München/Stuttgart (dpa/tmn) - Für die einen sind sie der rettende Strohhalm, mit dem sich der Verbrenner dauerhaft über Wasser halten kann. Für die anderen sind sie nur eine überflüssige Altlast oder Randerscheinung der Energiewende: Kaum ein Thema war in der Politik, der Gesellschaft und in der Autowelt zuletzt so umstritten wie die so genannten E-Fuels.

Die Idee - mit Pro und Contra

Sie sollen, so die Idealvorstellung der Befürworter, im besten Fall CO2-neutral und ohne fossile Rohstoffe hergestellt und danach in konventionellen Verbrennungsmotoren genutzt werden. So ließen sich Bestandsfahrzeuge klimaschonend weiter nutzen und auch künftig noch Autos mit Verbrennungsmotoren verkaufen, so die gängigen Argumente.

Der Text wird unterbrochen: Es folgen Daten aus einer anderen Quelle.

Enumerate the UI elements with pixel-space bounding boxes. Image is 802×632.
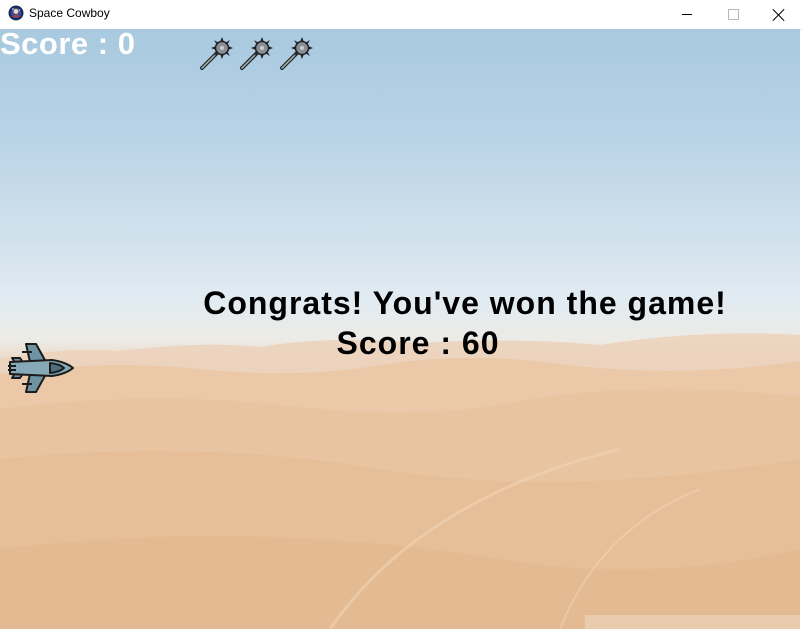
close-icon	[773, 9, 785, 21]
score-display: Score : 0	[0, 29, 136, 61]
game-canvas[interactable]: Score : 0 Congrats! You've won the game!…	[0, 29, 800, 629]
app-emblem-icon	[8, 5, 24, 21]
minimize-button[interactable]	[664, 0, 710, 29]
final-score: Score : 60	[336, 325, 500, 361]
window-title: Space Cowboy	[29, 6, 110, 20]
mace-icon	[240, 37, 273, 70]
mace-icon	[280, 37, 313, 70]
title-bar[interactable]: Space Cowboy	[0, 0, 802, 30]
minimize-icon	[682, 14, 692, 15]
watermark	[585, 615, 800, 629]
maximize-button[interactable]	[710, 0, 756, 29]
close-button[interactable]	[756, 0, 802, 29]
game-window: Space Cowboy Score : 0 Congrats! You've …	[0, 0, 802, 632]
maximize-icon	[727, 9, 739, 20]
mace-icon	[200, 37, 233, 70]
win-message: Congrats! You've won the game!	[203, 285, 727, 321]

Kritiker halten dem entgegen, dass die Klimabilanz der Kraftstoffe schöngerechnet und nur in der Theorie ausgeglichen sei. Dass es an Produktionskapazitäten fehle, dass auf absehbare Zeit keine konkurrenzfähigen Preise erzielt werden könnten. Auch wären andere Verkehrsmittel dringender auf E-Fuels angewiesen als Autos.

Während diese Diskussionen andauern, haben die Regierungen in Berlin und Brüssel den Weg für den Einsatz der Kraftstoffe geebnet und den Autofahrern drängen sich plötzlich ganz andere Fragen auf. Denn plötzlich geht es nicht mehr um Wohl und Wehe oder ums Warum, sondern ums Wie - und hier finden sie ein paar Antworten.

Kann ich E-Fuels bedenkenlos tanken?

Das ist der Charme an den künstlich hergestellten Treibstoffen und der große Unterschied zu Biosprit mit Ethanol-Anteil: Sie werden so «komponiert», dass sie im Grunde identisch sind mit herkömmlichem Benzin und auch entsprechend eingesetzt werden können, so der ADAC.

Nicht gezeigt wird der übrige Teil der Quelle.